Our interaction with Ao Luek and the Thanbok Koranee National Park was not exactly a direct one. Not until fate and other factors took us in that direction did we notice that there was something worthwhile in the area.
The first we heard or saw of Ao Luek was just a busy intersection on the way to Krabi and beyond. After a while we noticed that there was a shortcut from Krabi to Phuket through Ao Luek town and took it one day to find that the area was "covered" in funny striped men statues, paintings, signs, sculptures etc.
We had had a long drive that day and stopped at a cute coffee shop with plenty of these striped figures around.
The place was called "Khunnai Coffee' & Rak Ao-Luk Shop". Next to the eating and drinking area was cute little souvenir shop full of t-shirts and magnets and other things decorated with the cute stripy man-thing. I got a crazy keychain in a design I had never seen before.
The keys actually slipped inside a fabric baggy with the shape of the striped dude and with the pull of a cord they sneaked back out to be used.
At some point that day we started calling the figure "Rak" thinking that the name of the shop came from it. For months we called our keychain " the Rak keys". One day we were told that Rak in Thai actually meant "love" so I started doubting about how we had been using the word. At the coffee shop we had seen photos of the attractions in the area, the ones that really got my attention were the prehistoric cave paintings, one of them being precisely the figure we were endearingly calling Rak. We pledged to one day come back to Ao Luek and and check it all out.
And then the high season came and went, the months passed until it was on a recent trip back from Trang, thst G was too tired to keep driving and said, "What if we sleep in Ao Luek?" A quick search on Trip Advisor and we settled for the night in a little drive in, no questions asked, 12 dollar a night hotel. Later on looking for dinner and with the help of the trusty (sometimes) GPS we went to the Laem Sak Pier and had some fresh seafood surrounded by truly incredible views of the islands and karsts out in the Andaman Sea. Ok, G had seafood and I had rice cause the curry I ordered turned out to be the sour one and I can´t handle it. On the way back to the Palm Inn Resort (really a motel) and running from the incoming storm we happened upon a painted wooden sign for "Lanlay Homestay" I had a quick look and loved it instantly, it reminded me of Aguas Calientes in Macchu Picchu.
From that moment on, Ao Luek did not leave G´s brain, so much so that four days later he told me to pack the backpacks, we were going to stay at Lanlay Homestay and check out what Ao Luek had to offer.

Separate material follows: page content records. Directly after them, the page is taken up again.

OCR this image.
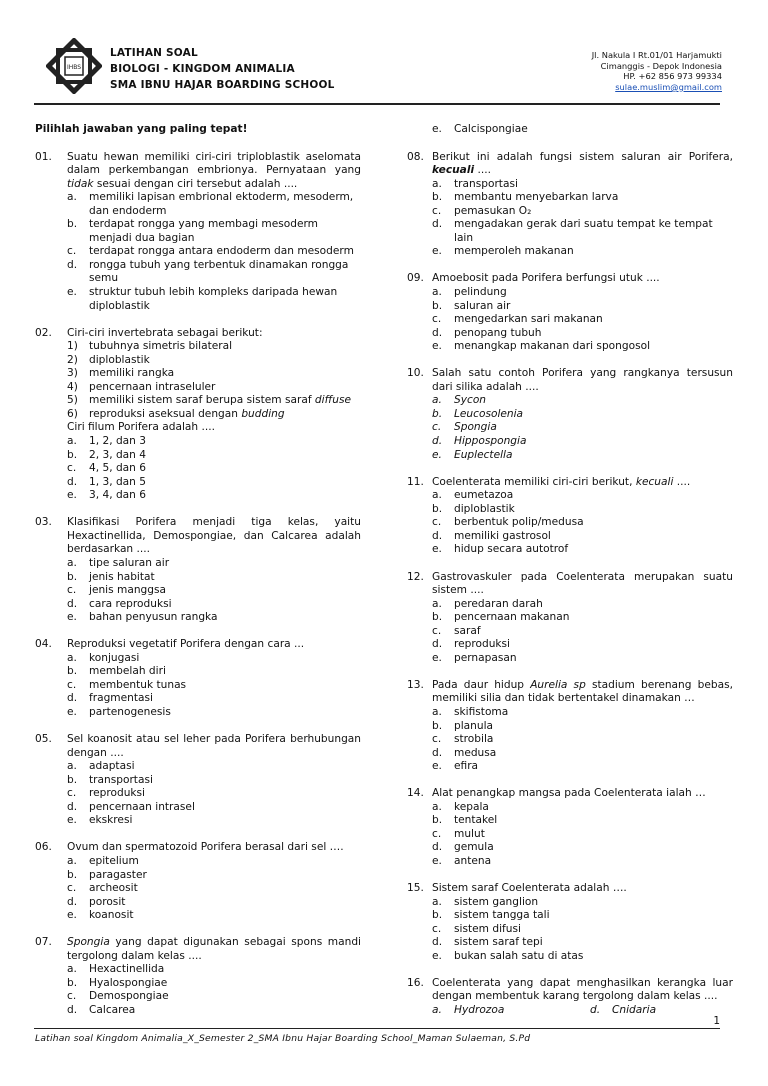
IHBS
LATIHAN SOAL
BIOLOGI - KINGDOM ANIMALIA
SMA IBNU HAJAR BOARDING SCHOOL
Jl. Nakula I Rt.01/01 Harjamukti
Cimanggis - Depok Indonesia
HP. +62 856 973 99334
sulae.muslim@gmail.com
Pilihlah jawaban yang paling tepat!
01.	Suatu hewan memiliki ciri-ciri triploblastik aselomata dalam perkembangan embrionya. Pernyataan yang tidak sesuai dengan ciri tersebut adalah ....
a.	memiliki lapisan embrional ektoderm, mesoderm, dan endoderm
b.	terdapat rongga yang membagi mesoderm menjadi dua bagian
c.	terdapat rongga antara endoderm dan mesoderm
d.	rongga tubuh yang terbentuk dinamakan rongga semu
e.	struktur tubuh lebih kompleks daripada hewan diploblastik
02.	Ciri-ciri invertebrata sebagai berikut:
1)	tubuhnya simetris bilateral
2)	diploblastik
3)	memiliki rangka
4)	pencernaan intraseluler
5)	memiliki sistem saraf berupa sistem saraf diffuse
6)	reproduksi aseksual dengan budding
Ciri filum Porifera adalah ....
a.	1, 2, dan 3
b.	2, 3, dan 4
c.	4, 5, dan 6
d.	1, 3, dan 5
e.	3, 4, dan 6
03.	Klasifikasi Porifera menjadi tiga kelas, yaitu Hexactinellida, Demospongiae, dan Calcarea adalah berdasarkan ....
a.	tipe saluran air
b.	jenis habitat
c.	jenis manggsa
d.	cara reproduksi
e.	bahan penyusun rangka
04.	Reproduksi vegetatif Porifera dengan cara ...
a.	konjugasi
b.	membelah diri
c.	membentuk tunas
d.	fragmentasi
e.	partenogenesis
05.	Sel koanosit atau sel leher pada Porifera berhubungan dengan ....
a.	adaptasi
b.	transportasi
c.	reproduksi
d.	pencernaan intrasel
e.	ekskresi
06.	Ovum dan spermatozoid Porifera berasal dari sel ….
a.	epitelium
b.	paragaster
c.	archeosit
d.	porosit
e.	koanosit
07.	Spongia yang dapat digunakan sebagai spons mandi tergolong dalam kelas ....
a.	Hexactinellida
b.	Hyalospongiae
c.	Demospongiae
d.	Calcarea
e.	Calcispongiae
08. Berikut ini adalah fungsi sistem saluran air Porifera, kecuali ....
a.	transportasi
b.	membantu menyebarkan larva
c.	pemasukan O₂
d.	mengadakan gerak dari suatu tempat ke tempat lain
e.	memperoleh makanan
09. Amoebosit pada Porifera berfungsi utuk ....
a.	pelindung
b.	saluran air
c.	mengedarkan sari makanan
d.	penopang tubuh
e.	menangkap makanan dari spongosol
10. Salah satu contoh Porifera yang rangkanya tersusun dari silika adalah ....
a.	Sycon
b.	Leucosolenia
c.	Spongia
d.	Hippospongia
e.	Euplectella
11. Coelenterata memiliki ciri-ciri berikut, kecuali ....
a.	eumetazoa
b.	diploblastik
c.	berbentuk polip/medusa
d.	memiliki gastrosol
e.	hidup secara autotrof
12. Gastrovaskuler pada Coelenterata merupakan suatu sistem ....
a.	peredaran darah
b.	pencernaan makanan
c.	saraf
d.	reproduksi
e.	pernapasan
13. Pada daur hidup Aurelia sp stadium berenang bebas, memiliki silia dan tidak bertentakel dinamakan …
a.	skifistoma
b.	planula
c.	strobila
d.	medusa
e.	efira
14. Alat penangkap mangsa pada Coelenterata ialah …
a.	kepala
b.	tentakel
c.	mulut
d.	gemula
e.	antena
15. Sistem saraf Coelenterata adalah ….
a.	sistem ganglion
b.	sistem tangga tali
c.	sistem difusi
d.	sistem saraf tepi
e.	bukan salah satu di atas
16. Coelenterata yang dapat menghasilkan kerangka luar dengan membentuk karang tergolong dalam kelas ....
a.	Hydrozoa	d.	Cnidaria
1
Latihan soal Kingdom Animalia_X_Semester 2_SMA Ibnu Hajar Boarding School_Maman Sulaeman, S.Pd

So off we went, and fell in love with the little family run hotel instantly, although there were plenty of toddler dangers but where isn´t there, really. We were supposed to do the National Park on the mainland by kayak through mangroves in the morning and the ocean part by longtail boat in the afternoon. Unfortunately after around midday a storm came in and didn´t let up until the next day so we only did the kayak and caves. But it was well worth it! The kids were very good through it and Antigona even took a nap during the ride (almost three hours). All in all it was a great little trip, even if we didn´t do all of it. I hope we come back to do the island hopping on the longtail boat as soon as the rains let down.
We also investigated the name of the little striped dude painted in the Pi Hua Ton Cave and no, he has no name, or denomination. But we´ll still call him Rak cause it sounds cool.